Pour l'heure, l'activité trépidante de l''été permet à Daniel d'imaginer l'avenir plus sereinement que début juillet. Avec les heures supplémentaires, son salaire a grimpé de 1 600 euros net à 1 700, voire 2 000 euros. « J'arrive à sec une semaine et demi avant la fin du mois. Avant, c'était dès le début, résume-t-il. Ça va de mieux en mieux. »

La famille continue de recourir chaque semaine à l'aide de la Banque alimentaire car, dès septembre, le salaire de Daniel retrouvera son montant habituel. « C'est ce qui fait que, même si on ne roule pas sur l'or, on arrive à vivre », estime-t-il.

Pour les vacances, toutefois, le cuisinier devra patienter au moins jusqu'en octobre. « Le rythme est crevant, tranche-t-il, mais quand on est dedans, on ferme les yeux et on avance. »

J'arrive à sec une semaine et demi avant la fin du mois. Avant, c'était dès le début. Ça va de mieux en mieux.

éclairage
La monoparentalité, un facteur de précarité

Une famille monoparentale comporte un parent isolé et un ou plusieurs enfants célibataires, selon la définition de l'Insee. En 2017, 28% des ménages rencontrés par le Secours catholique se trouvaient dans cette situation. De multiples études attestent d'un lien entre précarité et monoparentalité. L'année où elle commence à élever seule un ou plusieurs enfants, une mère voit ainsi son niveau de vie médian chuter de 27%, et un père de 17%, selon une étude de l'Insee en Bourgogne-Franche-Comté. Un quart des nouvelles familles monoparentales basculent sous le seuil de pauvreté.

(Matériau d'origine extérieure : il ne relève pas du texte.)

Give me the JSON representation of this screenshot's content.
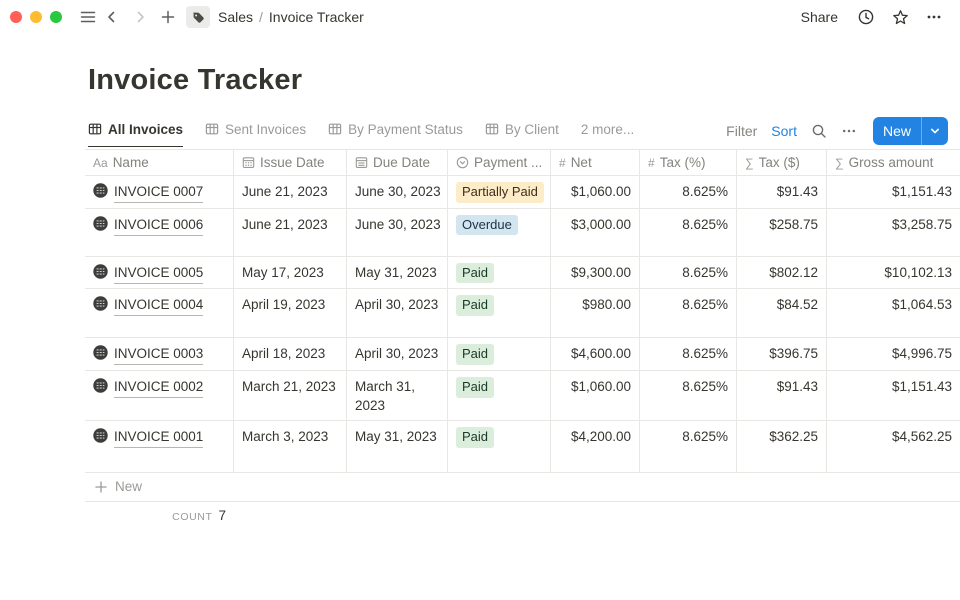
{
  "colors": {
    "accent_blue": "#2383e2",
    "badge_yellow_bg": "#fdecc8",
    "badge_blue_bg": "#d3e5ef",
    "badge_green_bg": "#dbeddb",
    "traffic_red": "#ff5f57",
    "traffic_yellow": "#febc2e",
    "traffic_green": "#28c840"
  },
  "icons": {
    "menu-icon": "hamburger lines",
    "back-icon": "chevron-left",
    "forward-icon": "chevron-right",
    "plus-icon": "plus",
    "tag-icon": "filled tag in gray box",
    "clock-icon": "clock outline",
    "star-icon": "star outline",
    "ellipsis-icon": "three dots",
    "search-icon": "magnifier",
    "table-view-icon": "table grid",
    "text-icon": "Aa",
    "calendar-icon": "calendar with dots",
    "calendar-lines-icon": "calendar with lines",
    "select-icon": "circled chevron-down",
    "number-icon": "#",
    "sum-icon": "∑",
    "invoice-page-icon": "dark circle with lines",
    "new-caret-icon": "chevron-down"
  },
  "titlebar": {
    "breadcrumb": {
      "parent": "Sales",
      "divider": "/",
      "current": "Invoice Tracker"
    },
    "share": "Share"
  },
  "page": {
    "title": "Invoice Tracker"
  },
  "view_tabs": {
    "tabs": [
      {
        "label": "All Invoices",
        "active": true
      },
      {
        "label": "Sent Invoices",
        "active": false
      },
      {
        "label": "By Payment Status",
        "active": false
      },
      {
        "label": "By Client",
        "active": false
      }
    ],
    "more": "2 more...",
    "filter": "Filter",
    "sort": "Sort",
    "new_button": "New"
  },
  "table": {
    "columns": [
      {
        "label": "Name",
        "icon": "text-icon",
        "align": "left"
      },
      {
        "label": "Issue Date",
        "icon": "calendar-icon",
        "align": "left"
      },
      {
        "label": "Due Date",
        "icon": "calendar-lines-icon",
        "align": "left"
      },
      {
        "label": "Payment ...",
        "icon": "select-icon",
        "align": "left"
      },
      {
        "label": "Net",
        "icon": "number-icon",
        "align": "right"
      },
      {
        "label": "Tax (%)",
        "icon": "number-icon",
        "align": "right"
      },
      {
        "label": "Tax ($)",
        "icon": "sum-icon",
        "align": "right"
      },
      {
        "label": "Gross amount",
        "icon": "sum-icon",
        "align": "right"
      }
    ],
    "rows": [
      {
        "name": "INVOICE 0007",
        "issue_date": "June 21, 2023",
        "due_date": "June 30, 2023",
        "payment_status": "Partially Paid",
        "status_color": "yellow",
        "net": "$1,060.00",
        "tax_pct": "8.625%",
        "tax_usd": "$91.43",
        "gross": "$1,151.43"
      },
      {
        "name": "INVOICE 0006",
        "issue_date": "June 21, 2023",
        "due_date": "June 30, 2023",
        "payment_status": "Overdue",
        "status_color": "blue",
        "net": "$3,000.00",
        "tax_pct": "8.625%",
        "tax_usd": "$258.75",
        "gross": "$3,258.75"
      },
      {
        "name": "INVOICE 0005",
        "issue_date": "May 17, 2023",
        "due_date": "May 31, 2023",
        "payment_status": "Paid",
        "status_color": "green",
        "net": "$9,300.00",
        "tax_pct": "8.625%",
        "tax_usd": "$802.12",
        "gross": "$10,102.13"
      },
      {
        "name": "INVOICE 0004",
        "issue_date": "April 19, 2023",
        "due_date": "April 30, 2023",
        "payment_status": "Paid",
        "status_color": "green",
        "net": "$980.00",
        "tax_pct": "8.625%",
        "tax_usd": "$84.52",
        "gross": "$1,064.53"
      },
      {
        "name": "INVOICE 0003",
        "issue_date": "April 18, 2023",
        "due_date": "April 30, 2023",
        "payment_status": "Paid",
        "status_color": "green",
        "net": "$4,600.00",
        "tax_pct": "8.625%",
        "tax_usd": "$396.75",
        "gross": "$4,996.75"
      },
      {
        "name": "INVOICE 0002",
        "issue_date": "March 21, 2023",
        "due_date": "March 31, 2023",
        "payment_status": "Paid",
        "status_color": "green",
        "net": "$1,060.00",
        "tax_pct": "8.625%",
        "tax_usd": "$91.43",
        "gross": "$1,151.43"
      },
      {
        "name": "INVOICE 0001",
        "issue_date": "March 3, 2023",
        "due_date": "May 31, 2023",
        "payment_status": "Paid",
        "status_color": "green",
        "net": "$4,200.00",
        "tax_pct": "8.625%",
        "tax_usd": "$362.25",
        "gross": "$4,562.25"
      }
    ],
    "new_row": "New",
    "footer": {
      "count_label": "COUNT",
      "count_value": "7"
    }
  }
}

Les dépenses de logement pèsent particulièrement lourd sur les familles monoparentales. Une enquête de l'Insee menée en Occitanie, dont l'Hérault fait partie, révèle que seules 33% d'entre elles ont accès à la propriété, contre 68% des couples avec enfants. Par ailleurs, 15% vivent dans un logement suroccupé, contre 5% des autres familles. Si les femmes représentent autour de 80% des « monoparents », la part des hommes augmente progressivement du fait du recours de plus en plus fréquent à la résidence alternée après une séparation ou un divorce.

Ces derniers mois, l'association Parents Solos et Compagnie a alerté sur les conséquences négatives du confinement sur les familles monoparentales : solitude et isolement accrus, charge mentale amplifiée par la fermeture des écoles, mais aussi risques pour l'emploi, alors que les parents célibataires sont déjà pénalisés sur le marché du travail. « La charge d'enfant fait obstacle à certains emplois (disponibilité, amplitudes horaires), limite les perspectives de carrière, contraint les moins qualifié.es à accepter des temps partiels ou des emplois aux temps hachés », note-t-elle.